Uma amiga planejou o Ano-Novo dos sonhos em Nova York. Desavisada, decidiu ver a maçã cair na Times Square. Era jovem, ainda não tinha consciência dos próprios atos. Marcou a limusine para as 10 e meia e estancou em um engarrafamento bíblico na altura da Rua 31. As horas escorreram rápido, a tensão cresceu, ela estava de salto, teve receio de caminhar e não chegar a tempo. Tudo errado, tudo errado, tudo errado. De repente, o motorista se virou para trás e desejou um happy new year sorumbático. Cinderela chorou.

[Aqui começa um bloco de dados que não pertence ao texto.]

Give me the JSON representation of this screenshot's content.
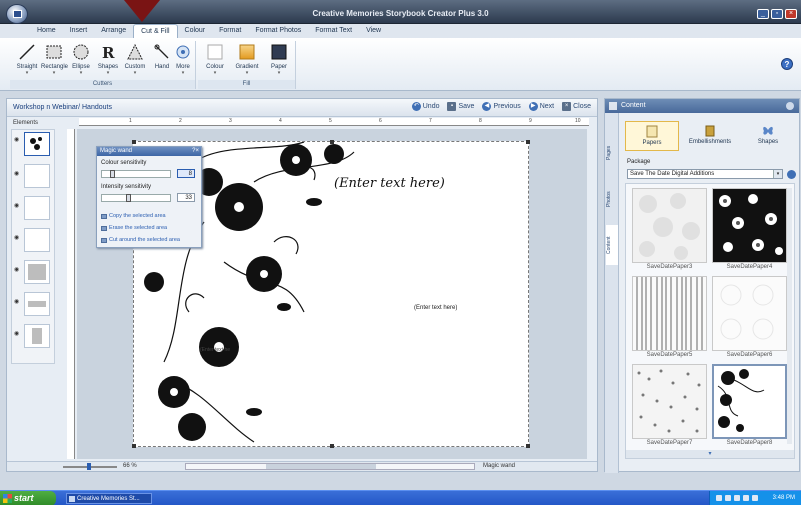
{
  "window": {
    "title": "Creative Memories Storybook Creator Plus 3.0"
  },
  "ribbon": {
    "tabs": [
      "Home",
      "Insert",
      "Arrange",
      "Cut & Fill",
      "Colour",
      "Format",
      "Format Photos",
      "Format Text",
      "View"
    ],
    "active_tab": "Cut & Fill",
    "cutters_group": {
      "label": "Cutters",
      "buttons": [
        "Straight",
        "Rectangle",
        "Ellipse",
        "Shapes",
        "Custom",
        "Hand",
        "More"
      ]
    },
    "fill_group": {
      "label": "Fill",
      "buttons": [
        "Colour",
        "Gradient",
        "Paper"
      ]
    }
  },
  "workspace": {
    "breadcrumb": "Workshop n Webinar/ Handouts",
    "actions": {
      "undo": "Undo",
      "save": "Save",
      "previous": "Previous",
      "next": "Next",
      "close": "Close"
    },
    "elements_label": "Elements",
    "ruler_numbers": [
      "1",
      "2",
      "3",
      "4",
      "5",
      "6",
      "7",
      "8",
      "9",
      "10"
    ],
    "page": {
      "script_placeholder": "(Enter text here)",
      "text_placeholder": "(Enter text here)",
      "small_placeholder": "(Enter text he"
    },
    "footer": {
      "zoom": "66 %",
      "status": "Magic wand"
    }
  },
  "magic_wand": {
    "title": "Magic wand",
    "colour_sensitivity_label": "Colour sensitivity",
    "colour_sensitivity_value": "8",
    "intensity_sensitivity_label": "Intensity sensitivity",
    "intensity_sensitivity_value": "33",
    "links": [
      "Copy the selected area",
      "Erase the selected area",
      "Cut around the selected area"
    ]
  },
  "content_panel": {
    "title": "Content",
    "side_tabs": [
      "Pages",
      "Photos",
      "Content"
    ],
    "tabs": [
      "Papers",
      "Embellishments",
      "Shapes"
    ],
    "active_tab": "Papers",
    "package_label": "Package",
    "package_value": "Save The Date Digital Additions",
    "items": [
      "SaveDatePaper3",
      "SaveDatePaper4",
      "SaveDatePaper5",
      "SaveDatePaper6",
      "SaveDatePaper7",
      "SaveDatePaper8"
    ]
  },
  "taskbar": {
    "start_label": "start",
    "task_item": "Creative Memories St...",
    "clock": "3:48 PM"
  },
  "colors": {
    "accent": "#2a5db0",
    "pointer": "#7a1414",
    "selected_tab": "#fff7d8"
  }
}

Quando comprei o apartamento onde moro, achei por bem abrir os salões em um 31 de dezembro, antes de começar uma obra. Correu na cidade que Miss Sixty, uma DJ alemã de renome, daria uma canja em casa. Não sei onde surgiu o boato. A segurança abandonou a portaria quando bateu 3 e meia, e meu lar, que já comportava crianças, velhos, amigos e desgarrados, foi invadido pelas hordas da noite. Dois travestis deixaram o terraço ao amanhecer, um amigo jazia abraçado ao vaso sanitário do banheiro de serviço, guimbas, latas de cerveja e copos quebrados se espalhavam pelo chão. Eu e meu cônjuge fomos dormir com o sol a pino. Sentados na cama, olhamos um para o outro e eu, como minha amiga da Times Square, caí em pranto convulsivo. No dia seguinte, um amigo solidário telefonou sugerindo a ajuda de profissionais para limpar o ambiente.
Ele conhecia um pai de santo especializado no assunto.
É por isso que, em épocas de grandes promessas, planos, anseios e expectativas, eu me agarro ao velho ditado: Deus me proteja do que desejo.